Alpine Skiing: the sport

Powder skiing in Kitzbuehel, Austria
Part of the universal appeal of Alpine Skiing is that the sport is the natural evolution of a very pleasant pastime. This provides and ample base of aficionados from which athletes can evolve.
As a pastime, week-end skiing is pleasant indeed, minus two main factors: weather and snow conditions, which can heavily influence its practice.
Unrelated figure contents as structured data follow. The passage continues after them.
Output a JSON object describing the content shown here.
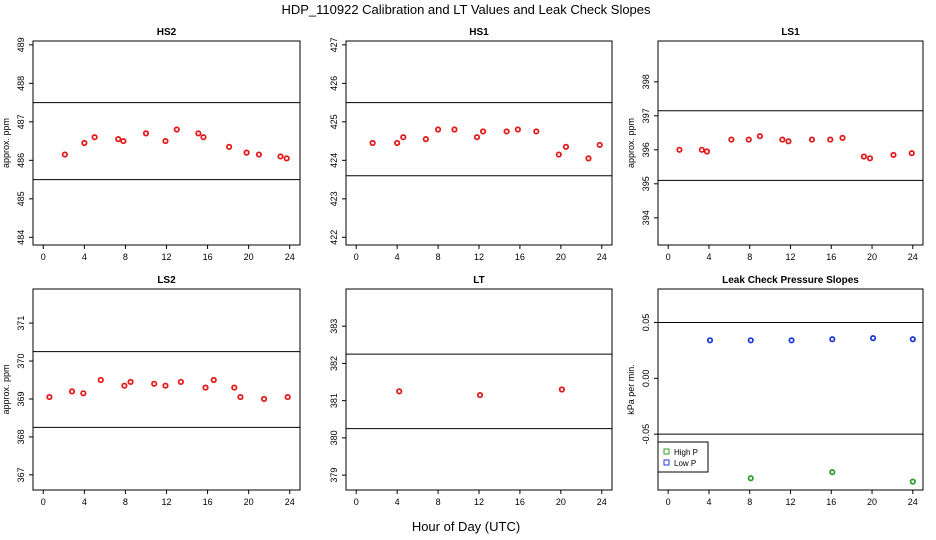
{
  "figure": {
    "title": "HDP_110922  Calibration and LT Values and Leak Check Slopes",
    "xlabel": "Hour of Day (UTC)"
  },
  "colors": {
    "red": "#e31a1c",
    "blue": "#1f3bd6",
    "green": "#2ca02c",
    "line": "#000000"
  },
  "chart_data": [
    {
      "type": "scatter",
      "title": "HS2",
      "ylabel": "approx. ppm",
      "xlim": [
        -1,
        25
      ],
      "ylim": [
        483.8,
        489.1
      ],
      "xticks": [
        0,
        4,
        8,
        12,
        16,
        20,
        24
      ],
      "yticks": [
        484,
        485,
        486,
        487,
        488,
        489
      ],
      "hlines": [
        487.5,
        485.5
      ],
      "series": [
        {
          "color": "red",
          "x": [
            2.1,
            4.0,
            5.0,
            7.3,
            7.8,
            10.0,
            11.9,
            13.0,
            15.1,
            15.6,
            18.1,
            19.8,
            21.0,
            23.1,
            23.7
          ],
          "y": [
            486.15,
            486.45,
            486.6,
            486.55,
            486.5,
            486.7,
            486.5,
            486.8,
            486.7,
            486.6,
            486.35,
            486.2,
            486.15,
            486.1,
            486.05
          ]
        }
      ]
    },
    {
      "type": "scatter",
      "title": "HS1",
      "ylabel": "",
      "xlim": [
        -1,
        25
      ],
      "ylim": [
        421.8,
        427.1
      ],
      "xticks": [
        0,
        4,
        8,
        12,
        16,
        20,
        24
      ],
      "yticks": [
        422,
        423,
        424,
        425,
        426,
        427
      ],
      "hlines": [
        425.5,
        423.6
      ],
      "series": [
        {
          "color": "red",
          "x": [
            1.6,
            4.0,
            4.6,
            6.8,
            8.0,
            9.6,
            11.8,
            12.4,
            14.7,
            15.8,
            17.6,
            19.8,
            20.5,
            22.7,
            23.8
          ],
          "y": [
            424.45,
            424.45,
            424.6,
            424.55,
            424.8,
            424.8,
            424.6,
            424.75,
            424.75,
            424.8,
            424.75,
            424.15,
            424.35,
            424.05,
            424.4
          ]
        }
      ]
    },
    {
      "type": "scatter",
      "title": "LS1",
      "ylabel": "approx. ppm",
      "xlim": [
        -1,
        25
      ],
      "ylim": [
        393.2,
        399.2
      ],
      "xticks": [
        0,
        4,
        8,
        12,
        16,
        20,
        24
      ],
      "yticks": [
        394,
        395,
        396,
        397,
        398
      ],
      "hlines": [
        397.15,
        395.1
      ],
      "series": [
        {
          "color": "red",
          "x": [
            1.1,
            3.3,
            3.8,
            6.2,
            7.9,
            9.0,
            11.2,
            11.8,
            14.1,
            15.9,
            17.1,
            19.2,
            19.8,
            22.1,
            23.9
          ],
          "y": [
            396.0,
            396.0,
            395.95,
            396.3,
            396.3,
            396.4,
            396.3,
            396.25,
            396.3,
            396.3,
            396.35,
            395.8,
            395.75,
            395.85,
            395.9
          ]
        }
      ]
    },
    {
      "type": "scatter",
      "title": "LS2",
      "ylabel": "approx. ppm",
      "xlim": [
        -1,
        25
      ],
      "ylim": [
        366.6,
        371.9
      ],
      "xticks": [
        0,
        4,
        8,
        12,
        16,
        20,
        24
      ],
      "yticks": [
        367,
        368,
        369,
        370,
        371
      ],
      "hlines": [
        370.25,
        368.25
      ],
      "series": [
        {
          "color": "red",
          "x": [
            0.6,
            2.8,
            3.9,
            5.6,
            7.9,
            8.5,
            10.8,
            11.9,
            13.4,
            15.8,
            16.6,
            18.6,
            19.2,
            21.5,
            23.8
          ],
          "y": [
            369.05,
            369.2,
            369.15,
            369.5,
            369.35,
            369.45,
            369.4,
            369.35,
            369.45,
            369.3,
            369.5,
            369.3,
            369.05,
            369.0,
            369.05
          ]
        }
      ]
    },
    {
      "type": "scatter",
      "title": "LT",
      "ylabel": "",
      "xlim": [
        -1,
        25
      ],
      "ylim": [
        378.6,
        384.0
      ],
      "xticks": [
        0,
        4,
        8,
        12,
        16,
        20,
        24
      ],
      "yticks": [
        379,
        380,
        381,
        382,
        383
      ],
      "hlines": [
        382.25,
        380.25
      ],
      "series": [
        {
          "color": "red",
          "x": [
            4.2,
            12.1,
            20.1
          ],
          "y": [
            381.25,
            381.15,
            381.3
          ]
        }
      ]
    },
    {
      "type": "scatter",
      "title": "Leak Check Pressure Slopes",
      "ylabel": "kPa per min.",
      "xlim": [
        -1,
        25
      ],
      "ylim": [
        -0.1,
        0.08
      ],
      "xticks": [
        0,
        4,
        8,
        12,
        16,
        20,
        24
      ],
      "yticks": [
        -0.05,
        0.0,
        0.05
      ],
      "ytick_labels": [
        "-0.05",
        "0.00",
        "0.05"
      ],
      "hlines": [
        0.05,
        -0.05
      ],
      "legend": "bottom-left",
      "series": [
        {
          "name": "High P",
          "color": "green",
          "x": [
            8.1,
            16.1,
            24.0
          ],
          "y": [
            -0.0895,
            -0.084,
            -0.0925
          ]
        },
        {
          "name": "Low P",
          "color": "blue",
          "x": [
            4.1,
            8.1,
            12.1,
            16.1,
            20.1,
            24.0
          ],
          "y": [
            0.034,
            0.034,
            0.034,
            0.035,
            0.036,
            0.035
          ]
        }
      ]
    }
  ]
}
And the undeniable fact that sliding downhill over a slippery surface balanced on two thin sticks of wood with metal edges is definitely not a natural physical activity.
To practice Alpine Skiing at any level a basic technique is needed, which involves coordinating the movements of the whole body, from the tip of the toes, to impart the skis the desired direction, to the angle of the upper body with the hip to allow the ski edges to carve into the snow and control turns.
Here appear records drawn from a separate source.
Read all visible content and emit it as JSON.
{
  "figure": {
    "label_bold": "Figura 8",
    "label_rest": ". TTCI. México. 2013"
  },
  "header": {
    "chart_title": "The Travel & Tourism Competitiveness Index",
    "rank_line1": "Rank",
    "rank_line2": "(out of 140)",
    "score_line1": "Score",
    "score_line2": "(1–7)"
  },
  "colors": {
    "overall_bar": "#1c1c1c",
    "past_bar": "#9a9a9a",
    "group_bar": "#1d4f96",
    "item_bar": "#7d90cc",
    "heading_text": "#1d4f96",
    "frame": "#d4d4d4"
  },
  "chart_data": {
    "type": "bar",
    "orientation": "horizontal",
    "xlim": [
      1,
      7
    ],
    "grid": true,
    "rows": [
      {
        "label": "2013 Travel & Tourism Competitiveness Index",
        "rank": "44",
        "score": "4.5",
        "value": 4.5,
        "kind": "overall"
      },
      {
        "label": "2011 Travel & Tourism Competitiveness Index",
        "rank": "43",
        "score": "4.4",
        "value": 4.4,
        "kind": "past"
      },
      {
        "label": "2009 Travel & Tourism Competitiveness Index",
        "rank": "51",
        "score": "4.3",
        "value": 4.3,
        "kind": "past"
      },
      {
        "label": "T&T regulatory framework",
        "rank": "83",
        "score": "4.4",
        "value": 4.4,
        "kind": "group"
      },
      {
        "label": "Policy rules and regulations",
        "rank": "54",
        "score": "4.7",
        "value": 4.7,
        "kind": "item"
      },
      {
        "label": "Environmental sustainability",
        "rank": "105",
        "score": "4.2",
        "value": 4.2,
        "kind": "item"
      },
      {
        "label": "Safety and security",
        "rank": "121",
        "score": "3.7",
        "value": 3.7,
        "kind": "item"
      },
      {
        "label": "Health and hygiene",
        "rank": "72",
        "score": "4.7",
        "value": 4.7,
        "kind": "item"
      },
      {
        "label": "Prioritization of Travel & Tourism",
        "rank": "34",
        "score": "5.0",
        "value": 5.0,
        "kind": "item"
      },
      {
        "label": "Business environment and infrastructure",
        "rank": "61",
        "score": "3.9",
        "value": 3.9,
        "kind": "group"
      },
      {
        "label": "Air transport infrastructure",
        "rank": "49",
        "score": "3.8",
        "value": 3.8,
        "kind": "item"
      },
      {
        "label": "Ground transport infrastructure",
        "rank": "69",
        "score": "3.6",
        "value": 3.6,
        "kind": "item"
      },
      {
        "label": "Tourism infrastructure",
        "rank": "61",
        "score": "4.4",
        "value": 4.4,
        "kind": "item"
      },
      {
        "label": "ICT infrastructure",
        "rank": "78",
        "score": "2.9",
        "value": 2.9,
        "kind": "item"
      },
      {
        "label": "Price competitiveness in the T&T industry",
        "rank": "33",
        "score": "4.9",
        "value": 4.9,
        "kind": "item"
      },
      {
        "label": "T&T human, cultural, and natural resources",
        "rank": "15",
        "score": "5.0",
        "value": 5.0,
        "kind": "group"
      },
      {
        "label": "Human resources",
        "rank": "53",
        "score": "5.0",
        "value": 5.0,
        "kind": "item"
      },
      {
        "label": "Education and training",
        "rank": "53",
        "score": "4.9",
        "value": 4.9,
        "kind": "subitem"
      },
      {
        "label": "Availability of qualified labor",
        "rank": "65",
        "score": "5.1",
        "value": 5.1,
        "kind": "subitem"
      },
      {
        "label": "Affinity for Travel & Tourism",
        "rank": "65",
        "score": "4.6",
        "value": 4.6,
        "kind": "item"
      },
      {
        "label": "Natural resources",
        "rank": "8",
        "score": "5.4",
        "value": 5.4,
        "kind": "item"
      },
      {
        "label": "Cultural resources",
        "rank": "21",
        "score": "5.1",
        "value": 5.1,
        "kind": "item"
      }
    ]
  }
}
Though basically universal, Alpine Skiing technique has evolved greatly over the last 30 years, with a particular leap since the late 1990s due to a significant re-design of ski architecture. The shorter, “carving”-type ski which is the norm now allows for easier turns, higher speeds and greater control on all slopes. Beginners find it easier to learn and intermediate skiers have more fun, while athletes improve their speed and turning performance.
Turning alternatively right and left whilst sliding down the piste is the key to control the direction and speed of the skier. To turn, novice skiers use a technique called the "snowplough" to maintain comfortable speed and come to a stop by pointing one or both skis inward, while advanced skiers use more elegant and speedier methods.
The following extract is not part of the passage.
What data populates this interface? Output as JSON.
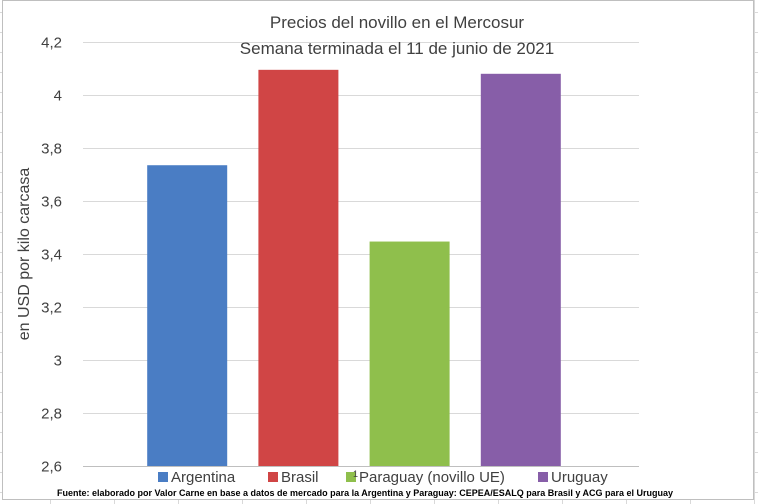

One popular method of turning is called parallel turn; it involves keeping both skis parallel to each other while alternating the weight distribution between them in order to force them turn in a particular direction. The angle of the ski in relation to the slope (called edge angle) is also important as it determines the grip on the slope face, which in turn makes controlling both the turning direction and the skier’s speed possible.
The carving skiing technique emphasizes the use of the edge angle to create greater speed and control: the skier rolls his or her knees from side to side while keeping the upper body and hips facing down the hill and maintaining direction straight downward, so that only the knees and feet are involved into making turns. This technique allows modern "parabolic" skis to turn using the radial properties of the edges of the ski without skidding or slowing down, creating a smooth arc.
As skiers gain confidence, they may tackle steeper, longer and more uneven slopes (including off-piste and ungroomed runs) at higher speeds. In North America, the easiest ski runs are marked by green circles, and are typically fairly flat and smooth. Sometimes known as "bunny slopes", they are usually groomed by specially equipped snowcats every night. A blue square marks slopes of medium difficulty; these blue squares may be steeper or narrower than green circles, or they may be left in a natural state rather than machine-groomed. A black diamond run is yet steeper than a blue square and often involves challenging terrain such as moguls, narrow passes, unmarked obstacles, double fall lines, or gladed sections. A double black diamond is for experts only; these trails are steep, rarely groomed and often left in a completely natural state. There is no standard for these designations, however, and each ski resort determines them relative to their own terrain difficulty. So, for instance, a blue-square (mid-level) trail at one ski mountain may be markedly more difficult than a black-diamond (expert) trail at another mountain. In Europe the system is based on colour alone.
North American green circles, blue squares, black diamonds, and double blacks correspond to European green, blue, red, and black trails, respectively.
Different snow and weather conditions, such as dry air in low temperatures or spring conditions, or icy crust, or fresh powder require different skiing techniques and equipment.